To judge from the audience reaction that Wednesday night, Jersey Boys will run for centuries and win a lot of Tonys (Tony Danza, Tony Franciosa, Tony and Tina, Tony Soprano...). But let's be clear: it's the songs that raise the show to their level, not the other way around. The show's reproduction of the Seasons sound is quite astute; the songs sound pretty much as they did on record, except that instead of fading out they often end with a flourish; and they are played faster, as if the producers wanted to shave a few minutes off the running time, so the audience could catch an earlier PATH train back to Newark.

The show may zip theatergoers back to the '60s, but it was a different '60s. Back then, the Seasons were appreciated for catchy, danceable (or marchable) songs with tight, soaring harmonies. But the Beach Boys, on the other coast, were the preferred vocal group. As for the Seasons' lyrics, I guarantee nobody was parsing them to determine the romantic ache, handed out and absorbed, behind the perky melodies and simple rhymes. (It took the Beatles to bring together the '60s teen's high and low aspects: English lit and rock 'n' roll.)

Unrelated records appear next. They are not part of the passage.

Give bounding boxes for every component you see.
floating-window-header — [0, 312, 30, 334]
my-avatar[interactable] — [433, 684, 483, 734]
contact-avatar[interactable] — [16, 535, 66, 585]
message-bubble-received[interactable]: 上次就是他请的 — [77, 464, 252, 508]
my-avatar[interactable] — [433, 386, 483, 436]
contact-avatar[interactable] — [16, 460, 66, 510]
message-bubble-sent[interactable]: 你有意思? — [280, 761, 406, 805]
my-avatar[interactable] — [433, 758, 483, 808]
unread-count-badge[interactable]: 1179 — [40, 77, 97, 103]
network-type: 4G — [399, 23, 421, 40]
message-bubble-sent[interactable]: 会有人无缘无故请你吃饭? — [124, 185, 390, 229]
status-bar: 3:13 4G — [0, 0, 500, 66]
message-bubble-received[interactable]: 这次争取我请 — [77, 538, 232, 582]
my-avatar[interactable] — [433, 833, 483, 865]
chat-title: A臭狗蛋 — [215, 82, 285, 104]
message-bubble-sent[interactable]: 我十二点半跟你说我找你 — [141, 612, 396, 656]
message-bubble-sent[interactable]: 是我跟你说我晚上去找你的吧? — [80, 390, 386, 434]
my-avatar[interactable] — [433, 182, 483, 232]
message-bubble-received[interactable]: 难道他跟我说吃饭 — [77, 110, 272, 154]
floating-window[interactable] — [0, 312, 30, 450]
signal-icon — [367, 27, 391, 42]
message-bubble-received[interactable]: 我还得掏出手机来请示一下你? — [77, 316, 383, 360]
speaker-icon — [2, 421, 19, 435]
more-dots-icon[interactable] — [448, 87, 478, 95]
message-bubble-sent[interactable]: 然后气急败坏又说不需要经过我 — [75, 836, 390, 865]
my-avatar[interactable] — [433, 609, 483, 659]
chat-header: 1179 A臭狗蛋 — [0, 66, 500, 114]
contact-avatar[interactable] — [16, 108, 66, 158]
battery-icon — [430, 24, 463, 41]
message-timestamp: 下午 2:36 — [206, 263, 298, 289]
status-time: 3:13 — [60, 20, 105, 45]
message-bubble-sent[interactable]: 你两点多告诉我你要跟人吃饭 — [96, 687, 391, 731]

When I was a teen—stumbling through the very obsessions, betrayals and disappointments that were the meat of the Four Seasons', er, oeuvre—I liked their songs but didn't dwell on them. It wasn't till a decade or so ago, when we were vacationing on the Caribbean island of St. Martin (whence I write this), that a Seasons tribute group did an evening of their songs. The stuff sounded richer, more mature, worth cherishing beyond its nostalgia value.

Having seen Jersey Boys, and spent the last week listening compulsively to their greatest hits album, I still think that. I'd go further and say that this music is as sharp, smart, tuneful and complex as any new Broadway scores not of the Sondheim school. I mean, better than the scores of The Producers, Hairspray, Avenue Q, Spamalot—which happen to be the last four Tony-winning musicals. Gaudio, Valli, DeVito, Massi and Crewe left a legacy of potent, sophisticated songs. Pop-classic music for all seasons.